Alpert loves everyone who comes to see him, and it is hard not to return the feeling. He has been speaking at Esalen Institute in California, out in the sun with his body-suit on, but now he is back in New Hampshire. He compares his talks to the speeches holy men give in the marketplace. They are "his thing," but they really aren't important. The funny-looking white cloths and beads he wars aren't important either. They remind him not to want anything.

Alpert will go back to India in the next year or so. Meanwhile his teacher is sending him letters, and Alpert is practicing what he has learned so far.

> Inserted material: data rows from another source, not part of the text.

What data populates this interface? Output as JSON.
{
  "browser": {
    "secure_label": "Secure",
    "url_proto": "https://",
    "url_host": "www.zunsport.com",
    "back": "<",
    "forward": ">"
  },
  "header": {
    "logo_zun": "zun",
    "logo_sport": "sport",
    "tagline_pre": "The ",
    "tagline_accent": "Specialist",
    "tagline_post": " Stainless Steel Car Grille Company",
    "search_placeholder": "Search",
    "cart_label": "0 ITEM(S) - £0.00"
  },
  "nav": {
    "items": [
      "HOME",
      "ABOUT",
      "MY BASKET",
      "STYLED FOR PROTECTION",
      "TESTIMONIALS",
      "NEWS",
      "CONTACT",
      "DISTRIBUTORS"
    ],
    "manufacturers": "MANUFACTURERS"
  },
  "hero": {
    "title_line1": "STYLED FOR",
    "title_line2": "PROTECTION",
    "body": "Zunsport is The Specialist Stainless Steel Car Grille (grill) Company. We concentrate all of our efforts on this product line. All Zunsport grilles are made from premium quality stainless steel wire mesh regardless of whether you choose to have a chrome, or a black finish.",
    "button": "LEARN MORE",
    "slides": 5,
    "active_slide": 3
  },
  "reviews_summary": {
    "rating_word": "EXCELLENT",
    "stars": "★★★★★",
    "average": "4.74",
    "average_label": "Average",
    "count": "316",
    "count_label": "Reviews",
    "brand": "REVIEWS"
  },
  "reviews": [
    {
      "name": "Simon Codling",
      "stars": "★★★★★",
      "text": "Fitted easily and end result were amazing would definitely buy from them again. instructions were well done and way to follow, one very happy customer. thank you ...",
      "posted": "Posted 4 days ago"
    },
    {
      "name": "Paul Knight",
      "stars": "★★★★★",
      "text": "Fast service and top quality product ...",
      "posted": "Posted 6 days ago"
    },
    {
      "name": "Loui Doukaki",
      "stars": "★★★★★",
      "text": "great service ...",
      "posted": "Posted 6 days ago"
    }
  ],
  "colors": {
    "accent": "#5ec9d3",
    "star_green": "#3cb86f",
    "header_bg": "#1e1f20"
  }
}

He tells the people who visit him that they don't have to study Eastern Religion to become as happy as he is. "You ask me what it is with curiosity and maybe even need, and all I can tell you is it's an experience you're having constantly," he says.

In Ulysses, Stephen Dedalus thinks of Eastern holy men gazing at their navels. He is a Westerner, so he wants to be able to use all his knowledge. In a flash of intuition he realizes the link of navelcord to navelcord through the generations can be used for a telephone connection. He can use his navel to dial Adam and Eve.

It's all one. Choices were invented by someone in the first marketplace who wanted to sell something. "Would you like some of this or some of this, which looks and tastes exactly the same," he said to the first Westerner. And the Westerner chose.

Don't look for Eastern Religion in someone else's meditation classes. Find it by watching the sun come up between two obelisks in Mount Auburn Cemetery. Find Eastern Religion in decency and clean living. Even better is to let it find you.